Questo lunedì Piazza Mentana è stata sede del 72° presidio che in questa occasione ha raccontato la guerra in Palestina tramite le testimonianze della fotografa Roberta Micagli e Karim Hamarneh, presidente della associazione Liguria-Palestina. L’iniziativa organizzata insieme alla rete spezzina Pace e Disarmo, Cgil La Spezia, AssoPace Palestina e l’associazione culturale Liguria-Palestina ha toccato un tema di cui si parla troppo poco e spesso male, probabilmente a causa della sua complessità geopolitica mondiale, ma che oggi è stato affrontato in modo semplice e chiaro, occasione in cui si è ribadito il ruolo fondamentale che giocano le singole città all’interno di un vortice politico universale.
“Anche le città possono fare qualche cosa – ha spiegato Giorgio Pagano - nel 2005 La Spezia fece un protocollo d’intesa con la città israeliana di Haifa e la città palestinese di Jenin, in vista di un gemellaggio tra le tre città, il cui obiettivo politico era quello di proporre una soluzione duratura per la pace, la sicurezza umana e la giustizia, sia per la Palestina che per Israele. La pace si raggiunge così, facendo dialogare le persone, le associazioni della società civile, le città di Israele e Palestina. Prima di arrivare ai governi ci sono le persone, le città e i governi locali”.
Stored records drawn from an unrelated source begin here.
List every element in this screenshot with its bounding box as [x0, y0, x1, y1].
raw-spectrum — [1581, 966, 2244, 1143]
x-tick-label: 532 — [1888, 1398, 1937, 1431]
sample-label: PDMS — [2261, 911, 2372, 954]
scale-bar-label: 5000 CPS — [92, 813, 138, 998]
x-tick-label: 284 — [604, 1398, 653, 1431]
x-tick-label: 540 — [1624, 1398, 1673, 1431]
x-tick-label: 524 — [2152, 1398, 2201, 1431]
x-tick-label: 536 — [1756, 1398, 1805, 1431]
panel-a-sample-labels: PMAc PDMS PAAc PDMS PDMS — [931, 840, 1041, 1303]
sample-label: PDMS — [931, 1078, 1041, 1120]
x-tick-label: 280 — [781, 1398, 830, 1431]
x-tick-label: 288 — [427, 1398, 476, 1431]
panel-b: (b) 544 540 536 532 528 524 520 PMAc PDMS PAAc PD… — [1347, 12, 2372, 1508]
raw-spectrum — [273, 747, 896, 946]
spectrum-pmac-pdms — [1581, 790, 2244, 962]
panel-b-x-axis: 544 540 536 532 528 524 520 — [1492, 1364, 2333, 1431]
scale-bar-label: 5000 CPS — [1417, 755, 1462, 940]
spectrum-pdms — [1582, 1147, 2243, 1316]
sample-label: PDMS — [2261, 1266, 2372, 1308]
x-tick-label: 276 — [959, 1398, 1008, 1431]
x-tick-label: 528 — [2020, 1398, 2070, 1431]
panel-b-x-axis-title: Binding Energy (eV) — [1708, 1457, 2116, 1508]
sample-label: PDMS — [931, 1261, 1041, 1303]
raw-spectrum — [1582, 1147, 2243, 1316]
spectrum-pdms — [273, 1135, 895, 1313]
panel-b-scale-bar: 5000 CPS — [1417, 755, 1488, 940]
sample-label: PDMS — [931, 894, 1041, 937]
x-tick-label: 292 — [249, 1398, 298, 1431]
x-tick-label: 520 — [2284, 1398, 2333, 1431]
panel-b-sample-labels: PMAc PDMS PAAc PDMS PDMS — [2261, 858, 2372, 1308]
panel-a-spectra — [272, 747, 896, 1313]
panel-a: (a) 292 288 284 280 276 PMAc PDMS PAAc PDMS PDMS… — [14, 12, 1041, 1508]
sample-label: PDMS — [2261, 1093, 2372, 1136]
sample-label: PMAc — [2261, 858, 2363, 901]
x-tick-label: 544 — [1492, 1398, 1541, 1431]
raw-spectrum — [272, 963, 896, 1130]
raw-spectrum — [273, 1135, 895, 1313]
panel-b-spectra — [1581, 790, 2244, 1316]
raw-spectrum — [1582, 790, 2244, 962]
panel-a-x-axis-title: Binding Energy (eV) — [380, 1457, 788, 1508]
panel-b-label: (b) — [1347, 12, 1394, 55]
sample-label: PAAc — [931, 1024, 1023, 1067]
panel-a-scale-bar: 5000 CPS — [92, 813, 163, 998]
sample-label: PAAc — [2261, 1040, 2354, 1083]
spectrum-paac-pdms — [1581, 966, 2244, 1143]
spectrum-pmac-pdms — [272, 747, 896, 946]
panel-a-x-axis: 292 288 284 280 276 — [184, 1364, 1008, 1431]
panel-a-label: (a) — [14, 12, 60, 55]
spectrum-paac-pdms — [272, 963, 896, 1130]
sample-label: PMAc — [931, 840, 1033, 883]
“Una situazione quanto mai drammatica di cui non si intravede una via d’uscita – ha dichiarato Luca Comiti, segretario generale Cgil La Spezia – un tema troppe volte dimenticato quello di un territorio martoriato da una guerra che giorno per giorno si aggrava sempre di più. Nell’ultimo periodo si ha notizia dell’uccisione di tantissimi giovani che cercano di ricostruire quella resistenza armata necessaria per combattere la condizione di sopruso, certificata anche da Amnesty International – continua - Stasera chiediamo un contributo per porre al centro un tema che viene dimenticato, che va affrontato anche con il dialogo tra popoli e associazioni”.
Quello della Palestina non è soltanto un conflitto, ma un piano di pulizia etnica studiato a tavolino e messo in atto dallo stato sionista di Israele, ormai certificato da numerosi studi e testimonianze. Era il 10 marzo 1948 quando alla Casa Rossa dell’antica Tel Aviv, un gruppo di undici uomini, dirigenti sionisti veterani insieme a giovani ufficiali militari diedero il tocco finale al piano di Pulizia Etnica della Palestina.
“Per gli ebrei era l’Olocausto, per i palestinesi è la Nakba - (termine che fu utilizzato dai sionisti per controbilanciare il peso morale dell’Olocausto ebraico, la Shoah) ha spiegato la fotografa Roberta Micagli, che dal 2016 al 2019 ha vissuto a periodi intermittenti insieme ad una famiglia palestinese all’interno di un campo profughi sito in Libano – Sono qui per portare la voce degli invisibili palestinesi dimenticati dai media e dal mondo intero, affinché Israele possa continuare a perpetuare il regime di apartheid”.
Quella sera stessa alle unità sul campo vennero trasmessi gli ordini di effettuare i preparativi per la sistematica espulsione dei palestinesi da vaste aree del territorio. Gli ordini erano accompagnati da una descrizione specifica dei metodi da utilizzare per l’espulsione dei palestinesi, una serie di intimidazioni, incendi di case, campi e proprietà, demolizioni e collocazioni di mine tra le macerie per impedire agli abitanti di farvi ritorno.
Il Piano Dalet, in ebraico, era il nome della missione militare che avrebbe determinato il destino dei palestinesi ma che venne raccontata al mondo per decenni come un abbandono volontario delle terre da parte dei palestinesi. Da quel giorno il destino della Palestina cambiò per sempre, ristabilendo un ordine mondiale definito politicamente, a cui si tentò di porre rimedio con gli accordi di Oslo di trent’anni fa, che avrebbero dovuto avviare un processo di pace tra i due paesi, una situazione ad oggi ancora bloccata.
Karim Hamarneh, presidente della associazione Liguria-Palestina, nato a Betlemme, ha conosciuto bene ciò di cui si è parlato oggi, “la nostra associazione culturale cerca di far conoscere la nostra cultura e tradizioni, il nostro modo di vivere al mondo perché per noi la cultura è una forma di resistenza, a cui possiamo aggrapparci. Fuori dal nostro paese, il nostro popolo non ha a disposizione altro”. Ricordando la situazione dei prigioni palestinesi, ragazzi e ragazze non ancora maggiorenni, bambini e bambine che vengono deportati e che subiscono ogni giorno svariate forme di violenze senza motivo. “La Palestina non è un popolo per la violenza, ma un popolo sottoposto alla violenza coloniale che tenta di rispondere”.